Я подняла на него глаза, и как маленькому объяснила:

– Ген, ты не хотел. Потому что если человек хочет, то ищет возможности, а если не хочет, то – оправдания. Значит – не хотел. А что ты хочешь, Гена, на самом деле? О чем мечтаешь в самых диких снах? От чего у тебя загораются глаза и чешутся руки? Без шелухи родительских чаяний, без навязанных чужих идей и авторитетных мнений? Чего хочешь именно ты сам? Забыл? – Говоря это я внимательно смотрела на его лицо. Там было смятение, шок, непонимание. Вдруг, меня отпустило. Так резко как начинается и проходит судорога. Я увидела перед собой пацаненка, которому то двадцать только через месяц будет. Тепличного, мягкотелого, незлого, но совершенно не приспособленного к жизни. На секунду возникло и прошло чувство жалости.

– Удивлен, не понимаешь? – тем не менее продолжила, почти шепотом. – А ведь это так важно: видеть цель, идти к ней, бороться, добиваться.
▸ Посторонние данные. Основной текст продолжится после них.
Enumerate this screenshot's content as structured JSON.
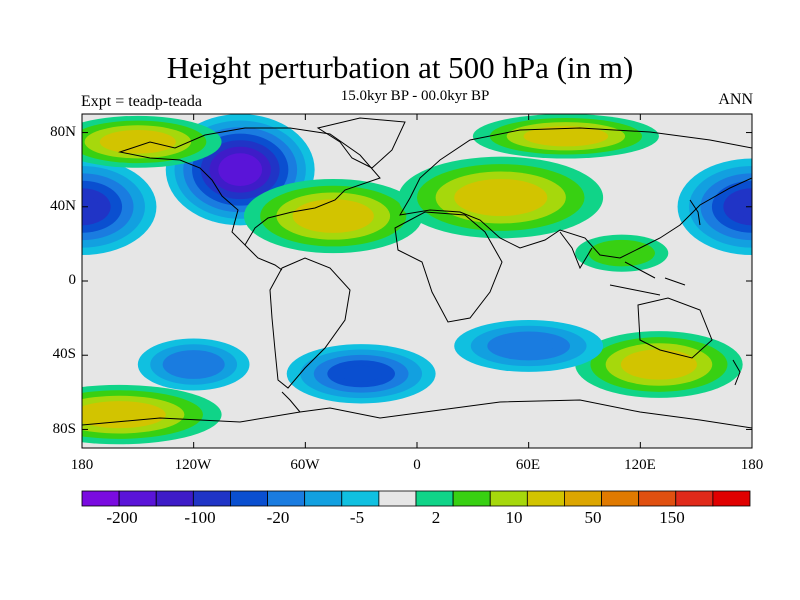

Тебе сказали, куда поступить – ты поступил, сказали переехать в другой город – переехал, позвали тусоваться – пошел. Ты веришь в мистику, покупаешь лотерейные билеты, мечтаешь, что на тебя свалиться богатство и счастье, и ни чего для этого не делаешь. Поверь мне, если плывешь по течению, то обязательно куда-то прибьешься, но до своей цели надо грести!

Развернулась и ушла. Я и так сказала больше, чем планировала.

Геннадий Майоров

Реконструкторы отбились, поели шашлыков, собрались и разъехались. Без машинные загрузились с рюкзаками в автобус. Расселись на сиденья. Галдели, обмениваясь впечатлениями. Хвастались ушибами. Напротив меня уселись Марина и Владимир, и о чем-то тихо спорили. Алису забрал на машине хмурый отец.

Я прислонился головой к окну и прикрыл глаза, в голове было пусто. Мысли ворочались холодными, толстыми, неуклюжими щупальцами. Вдруг, не осознано слух выхватил обрывок фразы:

– Не, а у меня постоянное чувство, что она нас всех насквозь видит.

По спине пробежал липкий холодок. Снова воскресли в памяти пасмурные глаза, и странные слова: От чего у тебя загораются глаза и чешутся руки?

Все это время он не позволял себе думать об этом. Вспоминать, как же приятно было чувствовать радость от успеха, когда прописанный код превращался в программу, простенькую, но работающую без сбоев…Мать, тогда посмотрев в компьютер, только и сказала «хватит дурью маяться, тебе в институт поступать». Откуда Алиса могла это знать? Кто-то сказал? Нет. Да он и не рассказывал ни никому. Вычеркнул, забыл вместе с чувством обиды и разочарования. Даже самому себе не признавался никогда. И вот, содрала бинты обыденности, а под ними – рана не зажившая. Надо же…

– Думаю, что она просто хорошо в людях разбирается, – ответила на мой мысленный вопрос Марина, а потом с хитрецой добавила, – Сказала, что ты ей как брат.

Вова хмыкнул в бороду, и совершенно серьезно произнес:

– Будь она моей сестрой, давно бы через колено положил, да по мягкому месту прошелся хворостиной за то, что косу отрезала. Ты то волосы хоть нетрожь!

– Не буду, – с улыбкой в голосе, отозвалась соседка.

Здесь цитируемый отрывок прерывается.